Oh it’s good to laugh at artists, with their lofty ambitions and crippling self-doubt. And who better to laugh at play-writes than a play-write, and what better moment to debate the absolutely subjectivity of a good play than in the theatre with a bunch of critics rehearsing their killer lines in the stalls.

Daniel Kehlmann, though relatively unknown in the UK is a successful novelist, poet, screen-writer and now play-write in his native Germany. With Christopher Hampton’s superb translation, The Mentor feels distinctly English, or perhaps it’s just a reminder that there’s no great divide between us Europeans.

F Murray Abraham (now seventy seven and looking great) plays Benjamin Rubin, who had one huge hit play in his twenties and is well aware that he’s never written anything that good since. Needing the ten thousand euros on offer, he arrives at a gorgeous looking country house to spend a week mentoring young play-write Martin Wegner (Daniel Weyman), hailed as ‘the voice of a generation’ for his play ‘Without a Title’.

F Murray Abraham with decades of theatre, an Oscar for Salieri and TV fame for his role in The Homecoming is a pleasure to watch, switching between enormous arrogance and devious manipulation. He enrages Martin and attempts to seduce his successful wife Gina who runs a large art gallery and is the only reasonable character among them. Meanwhile Jonathan Cullen as arts administrator and frustrated painter is particularly convincing as he desperately proffers his mobile with images of his work for Gina’s approval. What sort of things to you paint? ‘Oh…Moods’ he says, trying to sound casual.
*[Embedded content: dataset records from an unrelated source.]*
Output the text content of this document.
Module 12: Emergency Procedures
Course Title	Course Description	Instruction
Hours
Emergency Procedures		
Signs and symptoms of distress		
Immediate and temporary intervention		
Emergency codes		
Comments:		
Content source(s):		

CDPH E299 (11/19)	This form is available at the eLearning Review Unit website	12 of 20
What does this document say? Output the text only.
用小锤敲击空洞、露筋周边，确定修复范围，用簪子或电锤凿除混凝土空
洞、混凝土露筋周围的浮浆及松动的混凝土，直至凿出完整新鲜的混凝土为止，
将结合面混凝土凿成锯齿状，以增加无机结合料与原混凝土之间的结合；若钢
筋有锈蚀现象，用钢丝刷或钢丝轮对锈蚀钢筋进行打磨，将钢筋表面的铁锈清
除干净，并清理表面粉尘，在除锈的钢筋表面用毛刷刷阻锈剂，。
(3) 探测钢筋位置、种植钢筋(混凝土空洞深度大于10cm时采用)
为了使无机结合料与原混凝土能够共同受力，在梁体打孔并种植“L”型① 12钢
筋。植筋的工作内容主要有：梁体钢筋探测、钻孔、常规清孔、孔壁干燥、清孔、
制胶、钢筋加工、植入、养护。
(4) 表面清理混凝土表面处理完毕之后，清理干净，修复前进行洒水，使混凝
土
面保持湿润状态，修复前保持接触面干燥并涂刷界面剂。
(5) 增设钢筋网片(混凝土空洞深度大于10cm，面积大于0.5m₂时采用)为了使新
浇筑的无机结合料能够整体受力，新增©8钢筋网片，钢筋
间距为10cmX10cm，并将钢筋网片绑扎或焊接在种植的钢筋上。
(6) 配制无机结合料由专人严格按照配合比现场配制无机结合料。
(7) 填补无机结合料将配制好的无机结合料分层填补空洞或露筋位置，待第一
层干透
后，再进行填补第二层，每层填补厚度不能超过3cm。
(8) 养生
Is Benjamin Ruben jealous of youth knocking at his door? Could the dreadful lines we hear from Martin’s play actually amount to something brilliant? Is living a creative act that can be ripped up or drowned in a pond should we so choose? And of course, uncertainty is the only certainty. The characters are entirely recognisable but the debates never seem to stray into exciting or unexpected territory. At times the naturalism, essential for the comedy to work is lost in stagy and heightened performances. The denouement when Martin emerges dripping from a pond with his laptop and the only hard copy of his play, hardly raised a snigger from an audience who began the show relishing every laugh.

Polly Sullivan’s set with an enormous cherry blossom at the centre is quite beautiful and if somewhat slight in scope, The Mentor is a charming eighty minute play, with sharply drawn characters and plenty of good lines.